Text analytics features in Pega Platform

The Pega Platform provides a collection of features that you can use to process and structure text data from social media platforms:

  • Sentiment analysis – Detects and analyzes the feelings (attitudes, emotions, opinions) that characterize a unit of text, for example, to find out whether a product review was positive or negative.
  • Classification analysis – Assigns one or more classes or categories to a text sample to make it easier to manage and sort.
  • Intent analysis – Determines whether the content that you analyzed in your application was produced with any underlying intention, for example, whether a person is likely to buy your product or wants to complain.
  • Entity extraction analysis – Extracts named entities from text data and assigns the detected entities to predefined categories such as names of organizations, locations, people, quantities, or values.

Depending on the language of the analyzed content, various Pega Platform features help you to obtain accurate analysis results.

To view the full list of supported languages and the corresponding supported features, see Text analysis features per language.

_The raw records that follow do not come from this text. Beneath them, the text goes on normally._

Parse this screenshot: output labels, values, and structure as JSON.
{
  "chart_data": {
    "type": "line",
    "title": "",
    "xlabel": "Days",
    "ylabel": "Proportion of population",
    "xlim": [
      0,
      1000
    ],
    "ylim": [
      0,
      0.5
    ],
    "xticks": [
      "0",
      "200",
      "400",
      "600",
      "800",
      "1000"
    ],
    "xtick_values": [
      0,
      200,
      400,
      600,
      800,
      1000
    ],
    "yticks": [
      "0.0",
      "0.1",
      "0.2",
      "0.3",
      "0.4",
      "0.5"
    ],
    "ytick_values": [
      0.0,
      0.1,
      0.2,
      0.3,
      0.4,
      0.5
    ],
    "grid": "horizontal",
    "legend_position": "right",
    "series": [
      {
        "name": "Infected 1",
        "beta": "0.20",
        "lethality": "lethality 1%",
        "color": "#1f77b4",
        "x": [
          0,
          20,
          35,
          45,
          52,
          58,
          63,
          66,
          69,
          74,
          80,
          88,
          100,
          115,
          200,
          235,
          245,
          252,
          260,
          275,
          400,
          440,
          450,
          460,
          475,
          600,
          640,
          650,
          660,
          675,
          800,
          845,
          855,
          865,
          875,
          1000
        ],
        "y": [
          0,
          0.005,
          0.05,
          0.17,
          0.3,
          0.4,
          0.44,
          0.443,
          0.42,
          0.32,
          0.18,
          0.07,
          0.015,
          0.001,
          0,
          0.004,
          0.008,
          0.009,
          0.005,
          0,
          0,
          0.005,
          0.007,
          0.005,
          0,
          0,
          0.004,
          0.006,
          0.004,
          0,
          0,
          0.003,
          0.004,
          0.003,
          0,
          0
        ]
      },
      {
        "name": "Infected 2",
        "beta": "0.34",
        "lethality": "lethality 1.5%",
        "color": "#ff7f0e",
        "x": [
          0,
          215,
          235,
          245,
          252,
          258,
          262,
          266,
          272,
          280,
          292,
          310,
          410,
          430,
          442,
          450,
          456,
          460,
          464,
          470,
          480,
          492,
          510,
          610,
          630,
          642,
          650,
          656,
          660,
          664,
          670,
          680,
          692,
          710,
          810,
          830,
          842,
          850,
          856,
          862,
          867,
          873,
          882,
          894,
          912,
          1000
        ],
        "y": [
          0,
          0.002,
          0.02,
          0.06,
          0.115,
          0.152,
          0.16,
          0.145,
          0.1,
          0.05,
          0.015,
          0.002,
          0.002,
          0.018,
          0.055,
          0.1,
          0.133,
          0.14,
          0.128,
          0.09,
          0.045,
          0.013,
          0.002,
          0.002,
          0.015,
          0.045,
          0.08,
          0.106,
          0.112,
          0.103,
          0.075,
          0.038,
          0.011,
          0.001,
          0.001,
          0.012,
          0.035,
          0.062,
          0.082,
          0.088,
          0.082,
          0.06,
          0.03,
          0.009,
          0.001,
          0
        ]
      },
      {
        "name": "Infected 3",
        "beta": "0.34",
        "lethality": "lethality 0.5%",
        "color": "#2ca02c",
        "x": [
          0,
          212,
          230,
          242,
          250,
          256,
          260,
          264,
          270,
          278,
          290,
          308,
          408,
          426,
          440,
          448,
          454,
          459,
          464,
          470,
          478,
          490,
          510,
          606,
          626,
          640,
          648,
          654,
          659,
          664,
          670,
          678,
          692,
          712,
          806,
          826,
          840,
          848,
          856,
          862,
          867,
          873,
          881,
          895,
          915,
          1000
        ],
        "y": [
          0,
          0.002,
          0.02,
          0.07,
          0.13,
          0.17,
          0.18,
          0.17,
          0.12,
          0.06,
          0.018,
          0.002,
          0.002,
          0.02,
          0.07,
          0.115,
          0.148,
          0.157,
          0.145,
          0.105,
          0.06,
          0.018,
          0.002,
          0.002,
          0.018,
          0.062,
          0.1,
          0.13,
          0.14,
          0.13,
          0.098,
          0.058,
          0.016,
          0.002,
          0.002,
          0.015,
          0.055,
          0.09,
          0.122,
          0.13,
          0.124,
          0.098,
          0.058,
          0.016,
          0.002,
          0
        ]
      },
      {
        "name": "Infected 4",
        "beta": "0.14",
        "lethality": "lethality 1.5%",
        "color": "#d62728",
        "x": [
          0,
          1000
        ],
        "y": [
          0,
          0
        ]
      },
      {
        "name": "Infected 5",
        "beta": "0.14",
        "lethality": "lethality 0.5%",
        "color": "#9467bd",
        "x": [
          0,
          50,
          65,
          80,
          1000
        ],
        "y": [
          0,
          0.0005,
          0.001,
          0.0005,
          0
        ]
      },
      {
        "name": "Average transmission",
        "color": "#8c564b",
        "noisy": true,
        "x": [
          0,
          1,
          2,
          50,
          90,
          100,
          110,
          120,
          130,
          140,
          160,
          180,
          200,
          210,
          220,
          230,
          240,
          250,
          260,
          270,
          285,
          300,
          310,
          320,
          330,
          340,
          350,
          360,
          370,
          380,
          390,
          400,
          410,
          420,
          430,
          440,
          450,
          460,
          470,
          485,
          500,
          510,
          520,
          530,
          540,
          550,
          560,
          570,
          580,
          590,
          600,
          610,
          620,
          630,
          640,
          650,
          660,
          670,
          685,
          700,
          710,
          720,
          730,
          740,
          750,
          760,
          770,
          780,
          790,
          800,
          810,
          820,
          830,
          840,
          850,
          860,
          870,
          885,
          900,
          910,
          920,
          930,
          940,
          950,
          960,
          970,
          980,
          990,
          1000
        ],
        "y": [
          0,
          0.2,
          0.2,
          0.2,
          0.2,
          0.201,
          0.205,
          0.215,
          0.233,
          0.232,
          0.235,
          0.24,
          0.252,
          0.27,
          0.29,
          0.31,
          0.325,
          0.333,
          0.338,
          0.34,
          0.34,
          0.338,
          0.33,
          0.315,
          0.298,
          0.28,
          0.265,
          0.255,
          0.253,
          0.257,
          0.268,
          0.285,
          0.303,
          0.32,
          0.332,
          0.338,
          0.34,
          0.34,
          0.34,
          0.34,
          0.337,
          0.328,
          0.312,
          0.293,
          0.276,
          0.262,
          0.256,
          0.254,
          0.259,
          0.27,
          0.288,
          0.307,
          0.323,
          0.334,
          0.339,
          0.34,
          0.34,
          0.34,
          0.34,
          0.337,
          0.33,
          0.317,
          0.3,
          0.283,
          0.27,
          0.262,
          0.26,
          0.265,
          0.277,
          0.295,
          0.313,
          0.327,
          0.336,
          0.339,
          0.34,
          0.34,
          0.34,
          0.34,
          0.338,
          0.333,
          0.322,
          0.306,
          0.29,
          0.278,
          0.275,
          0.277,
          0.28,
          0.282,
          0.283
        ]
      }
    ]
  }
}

This spreadsheet contains the following columns for each language in the list:

  • Sentiment model – Indicates whether you can configure and train a machine learning model for sentiment analysis.
  • Classification
    • Stemmer – Indicates whether the process of reducing inflected or derived words to the word stem is part of the text analysis process. For example, for the words fishing, fished, and fisherman, the stem is the word fish.
    • Lemmatizer – Indicates whether the process of grouping the inflected forms of a word so that they can be analyzed as a single item (lemma) is part of the text analysis process. For example, the word bad is the lemma of worse and worst.
      Stemmer misses the mapping of worse to bad, which requires contextual knowledge about the language that is provided by the lemmatizer. The lemmatizer ensures that the analysis is more accurate, but it requires more real-time processing than the stemmer.
    • Word-based – Indicates whether you can perform rule-based classification analysis by uploading a CSV file that contains a taxonomy as part of a Text Analyzer rule.
    • Model-based – Indicates whether you can create and use a classification model for text analysis. You create a model by uploading a predefined set of text samples with assigned categories, selecting the training and testing sample, and training that model. You can upload your model as part of a Text Analyzer rule.
    • Spelling checker – Indicates whether a Decision Data rule that contains a spelling checker is available.
  • Entity extraction
    • Rule/script/custom – Indicates whether rule-based entity extraction is available. By using this type of entity extraction, you can extract entities whose names are based on a certain pattern or that are part of a set of dictionary terms (for example, names of Apple products, company ID numbers, and so on).
    • Model-based – Indicates whether model-based entity extraction is available. By using this type of entity extraction, you can obtain, from the text, the entities whose names are not limited by any patterns or dictionaries (for example, names of organizations, people, and so on).
  • Intent analysis – Indicates whether intent analysis is available.